Ahead of the 2017 elections in Punjab, the Aam Aadmi Party is homing in on the key problems in the state.
But even that may not explain why party leader Kumar Vishwas has seen fit to release a song written and sung by himself against the rampant drug problem. Titled Ek Nasha: Nashe ke Khilaaf (video above), the song makes thinly veiled references to the Shiromani Akali Dal and suggestively blames the “clouds” for having destroyed the farms, crops, roads, canals and means of livelihood at large.
The real problem is really too serious to be addressed with a song. Punjab has been suffering for several years now, with rising drug usage among adolescents and among the highest in adults globally, according to this Hindustan Times report.

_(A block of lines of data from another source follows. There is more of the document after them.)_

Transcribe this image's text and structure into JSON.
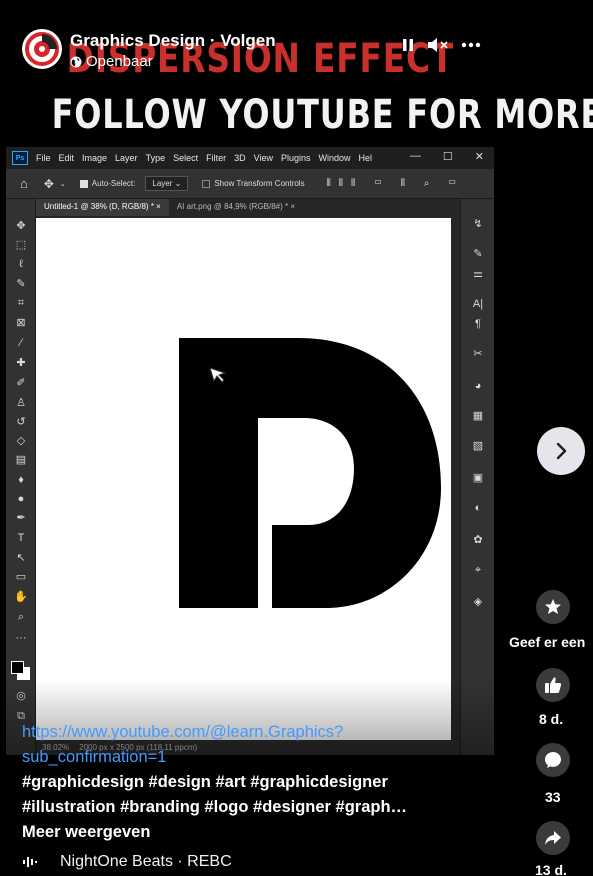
{
  "post": {
    "page_name": "Graphics Design",
    "separator": " · ",
    "follow_label": "Volgen",
    "privacy": "Openbaar"
  },
  "video": {
    "title_line1": "DISPERSION EFFECT",
    "title_line2": "FOLLOW YOUTUBE FOR MORE"
  },
  "photoshop": {
    "logo": "Ps",
    "menu": [
      "File",
      "Edit",
      "Image",
      "Layer",
      "Type",
      "Select",
      "Filter",
      "3D",
      "View",
      "Plugins",
      "Window",
      "Hel"
    ],
    "options": {
      "auto_select_label": "Auto-Select:",
      "auto_select_value": "Layer",
      "show_transform_label": "Show Transform Controls"
    },
    "tabs": [
      "Untitled-1 @ 38% (D, RGB/8) *",
      "AI art.png @ 84,9% (RGB/8#) *"
    ],
    "status": {
      "zoom": "38.02%",
      "size": "2000 px x 2500 px (118,11 ppcm)"
    }
  },
  "caption": {
    "link": "https://www.youtube.com/@learn.Graphics?sub_confirmation=1",
    "tags_line1": "#graphicdesign #design #art #graphicdesigner",
    "tags_line2": "#illustration #branding #logo #designer #graph…",
    "see_more": "Meer weergeven"
  },
  "music": {
    "label": "NightOne Beats · REBC"
  },
  "rail": {
    "star_label": "Geef er een",
    "like_count": "8 d.",
    "comment_count": "33",
    "share_count": "13 d."
  },
  "colors": {
    "title_red": "#c9302c",
    "link_blue": "#4599ff",
    "rail_button_bg": "#3a3b3c"
  }
}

AAP had declared its intention to launch an anti-drug campaign ahead of the assembly elections in Punjab and Delhi, with Vishwas as its face. No one knew that meant a music video.
While AAP chief – and Delhi Chief Minister – Arvind Kejriwal was quoted as saying that the purpose of the video is apolitical, the political attacks are thinly veiled. Lines like “Sukhbir bana Dukhbir, Prakash andhera karne laga” leave little room for doubt that Vishwas is referring to Sukhbir Badal and Parkash Singh Badal, the deputy chief minister and chief minister of the state, respectively.
In the video, a distraught man wanders around his village looking at the impact of drug abuse on his family and others. It also cuts to corrupt policemen and politicians. Astonishingly, the protagonist is reformed when he picks up a "jhaadu" – which, just accidentally, happens to be the symbol of the Aam Aadmi Party – at the end of the video.